Increasingly, the cinetrix has had a difficult time writing about film[s]. Even ones she quite enjoyed. Yes, I could give you the log line that the HBO doc in question, now enjoying a brief theatrical run, considers the arc of the oft-controversial artist's career through the lens of the MOMA exhibition that shares its name with the film.
Or I could liken performance art to seduction, and Abramović to a practiced beguiler, the embodiment of provocation. Plus, look at that profile!
I could mention how I relished director Matthew Akers' anti-hagiography attitude during the Q&A following the invited screening at the 15th Full Frame Documentary Film Festival on April 14. And the light he shed on the logistics of mounting that sort of show. Hell, just building that kind of chair and climbing into and out of that sort of gown.*
*My notes read "would like to hear from guards."
I could talk about tears. Or Girls. Or that guy with the moustache. Or the David Blaine near-miss. Or the how-to-perform-Marina's-greatest-hits summer camp on the Hudson and what I suppose the Venn diagram overlap is between those 30 Abramović stand-ins and civil war reenactors.
“I say to them, I would like to make a levitation room, I would like to have a digital temple,” Ms. Abramović said of her conversations with the architects. “There will be a room for drinking water and drinking water in slow motion.”
In a phone interview last week she added: “It’s going to be completely unique and special, like nothing else.

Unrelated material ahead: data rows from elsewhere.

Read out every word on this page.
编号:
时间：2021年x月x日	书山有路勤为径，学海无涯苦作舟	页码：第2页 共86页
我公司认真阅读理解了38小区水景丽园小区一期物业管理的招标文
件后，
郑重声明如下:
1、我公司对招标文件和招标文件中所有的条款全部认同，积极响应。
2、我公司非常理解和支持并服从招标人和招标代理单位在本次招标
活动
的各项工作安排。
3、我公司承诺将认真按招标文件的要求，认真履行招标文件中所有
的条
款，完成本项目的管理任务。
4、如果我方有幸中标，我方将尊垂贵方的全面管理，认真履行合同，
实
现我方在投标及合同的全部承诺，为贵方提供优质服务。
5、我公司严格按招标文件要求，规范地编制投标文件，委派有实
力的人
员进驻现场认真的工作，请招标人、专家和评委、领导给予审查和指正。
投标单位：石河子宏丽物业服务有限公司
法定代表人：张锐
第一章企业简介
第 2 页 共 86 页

It’s going to be long durational, and to educate the public about long durational work.” Ms. Abramović said she hopes to use the center to train others in what she calls the “Abramović method,” in which audience members become performers and vice versa; with every visitor outfitted in a lab coat, the distinction between artist and onlooker will melt away, Ms. Abramović said.
Part of the premise of the institute is that visitors will devote time to it: “When you arrive,” Ms. Abramović said, “you have to sign a contract that you will stay a minimum of six hours.” There is no penalty for leaving early, but endurance is rewarded. “The concept is very clear,” she said. “I’m asking you to give me your time, and if you give me your time, I give you experience.”

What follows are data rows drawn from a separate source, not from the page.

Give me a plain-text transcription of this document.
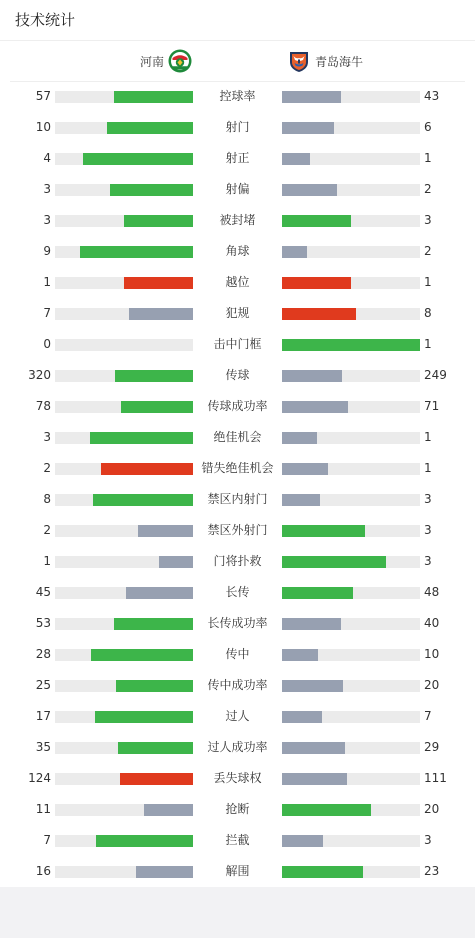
技术统计
河南	青岛海牛
57	控球率	43
10	射门	6
4	射正	1
3	射偏	2
3	被封堵	3
9	角球	2
1	越位	1
7	犯规	8
0	击中门框	1
320	传球	249
78	传球成功率	71
3	绝佳机会	1
2	错失绝佳机会	1
8	禁区内射门	3
2	禁区外射门	3
1	门将扑救	3
45	长传	48
53	长传成功率	40
28	传中	10
25	传中成功率	20
17	过人	7
35	过人成功率	29
124	丢失球权	111
11	抢断	20
7	拦截	3
16	解围	23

I could talk about looking and really seeing another person's face. The flickers of recognition and pleasurable frisson whenever a sitter returns to his or her place opposite Abramović. How she serves as a spindle around which the rest of the world turns. Duration. The mortification of the flesh. Adoration.

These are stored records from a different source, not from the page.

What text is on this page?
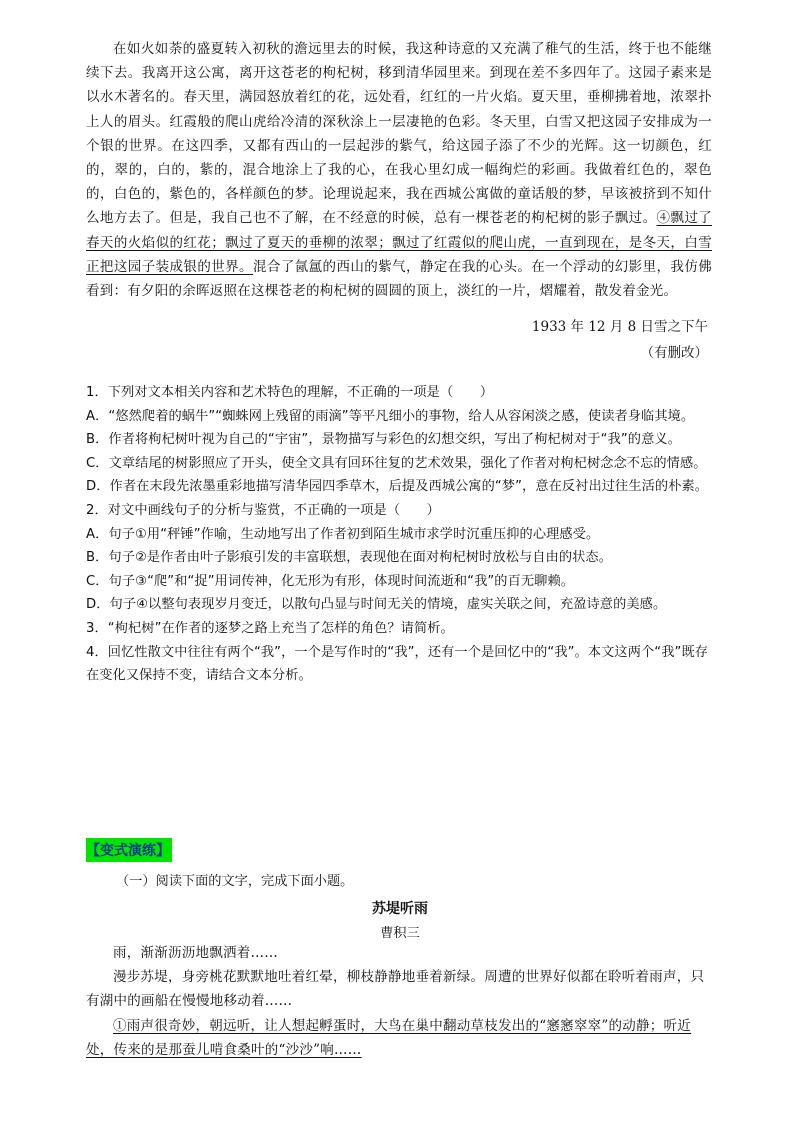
在如火如荼的盛夏转入初秋的澹远里去的时候，我这种诗意的又充满了稚气的生活，终于也不能继续下去。我离开这公寓，离开这苍老的枸杞树，移到清华园里来。到现在差不多四年了。这园子素来是以水木著名的。春天里，满园怒放着红的花，远处看，红红的一片火焰。夏天里，垂柳拂着地，浓翠扑上人的眉头。红霞般的爬山虎给冷清的深秋涂上一层凄艳的色彩。冬天里，白雪又把这园子安排成为一个银的世界。在这四季，又都有西山的一层起涉的紫气，给这园子添了不少的光辉。这一切颜色，红的，翠的，白的，紫的，混合地涂上了我的心，在我心里幻成一幅绚烂的彩画。我做着红色的，翠色的，白色的，紫色的，各样颜色的梦。论理说起来，我在西城公寓做的童话般的梦，早该被挤到不知什么地方去了。但是，我自己也不了解，在不经意的时候，总有一棵苍老的枸杞树的影子飘过。④飘过了春天的火焰似的红花；飘过了夏天的垂柳的浓翠；飘过了红霞似的爬山虎，一直到现在，是冬天，白雪正把这园子装成银的世界。混合了氤氲的西山的紫气，静定在我的心头。在一个浮动的幻影里，我仿佛看到：有夕阳的余晖返照在这棵苍老的枸杞树的圆圆的顶上，淡红的一片，熠耀着，散发着金光。

1933 年 12 月 8 日雪之下午
（有删改）

1．下列对文本相关内容和艺术特色的理解，不正确的一项是（　　）

A．“悠然爬着的蜗牛”“蜘蛛网上残留的雨滴”等平凡细小的事物，给人从容闲淡之感，使读者身临其境。

B．作者将枸杞树叶视为自己的“宇宙”，景物描写与彩色的幻想交织，写出了枸杞树对于“我”的意义。

C．文章结尾的树影照应了开头，使全文具有回环往复的艺术效果，强化了作者对枸杞树念念不忘的情感。

D．作者在末段先浓墨重彩地描写清华园四季草木，后提及西城公寓的“梦”，意在反衬出过往生活的朴素。

2．对文中画线句子的分析与鉴赏，不正确的一项是（　　）

A．句子①用“秤锤”作喻，生动地写出了作者初到陌生城市求学时沉重压抑的心理感受。

B．句子②是作者由叶子影痕引发的丰富联想，表现他在面对枸杞树时放松与自由的状态。

C．句子③“爬”和“捉”用词传神，化无形为有形，体现时间流逝和“我”的百无聊赖。

D．句子④以整句表现岁月变迁，以散句凸显与时间无关的情境，虚实关联之间，充盈诗意的美感。

3．“枸杞树”在作者的逐梦之路上充当了怎样的角色？请简析。

4．回忆性散文中往往有两个“我”，一个是写作时的“我”，还有一个是回忆中的“我”。本文这两个“我”既存在变化又保持不变，请结合文本分析。

【变式演练】
（一）阅读下面的文字，完成下面小题。
苏堤听雨
曹积三

雨，渐渐沥沥地飘洒着……

漫步苏堤，身旁桃花默默地吐着红晕，柳枝静静地垂着新绿。周遭的世界好似都在聆听着雨声，只有湖中的画船在慢慢地移动着……

①雨声很奇妙，朝远听，让人想起孵蛋时，大鸟在巢中翻动草枝发出的“窸窸窣窣”的动静；听近处，传来的是那蚕儿啃食桑叶的“沙沙”响……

But instead I keep coming back to the clip at the top of this post. And this quotation, via Fette:
People ask why there are so few female artists who succeed. It’s because women are not ready to sacrifice as much as men. Women want a man, they want a family, they want to have children, they want to be loved, and to be an artist. And they can’t; it’s impossible.
I enjoyed watching the film, but that line throws into high relief the ?essential? narcissism of Abramović and her art that I will never be able to wrap my head around. [Seriously, folks, I scored a six on the Narcissistic Personality Quiz. Where do you think ol' Marina'd fall?] And it explains why the most breathtaking moment in the film is not when Abramović's former collaborator/lover Ulay returns:
It's the removal of a table. But never the barrier.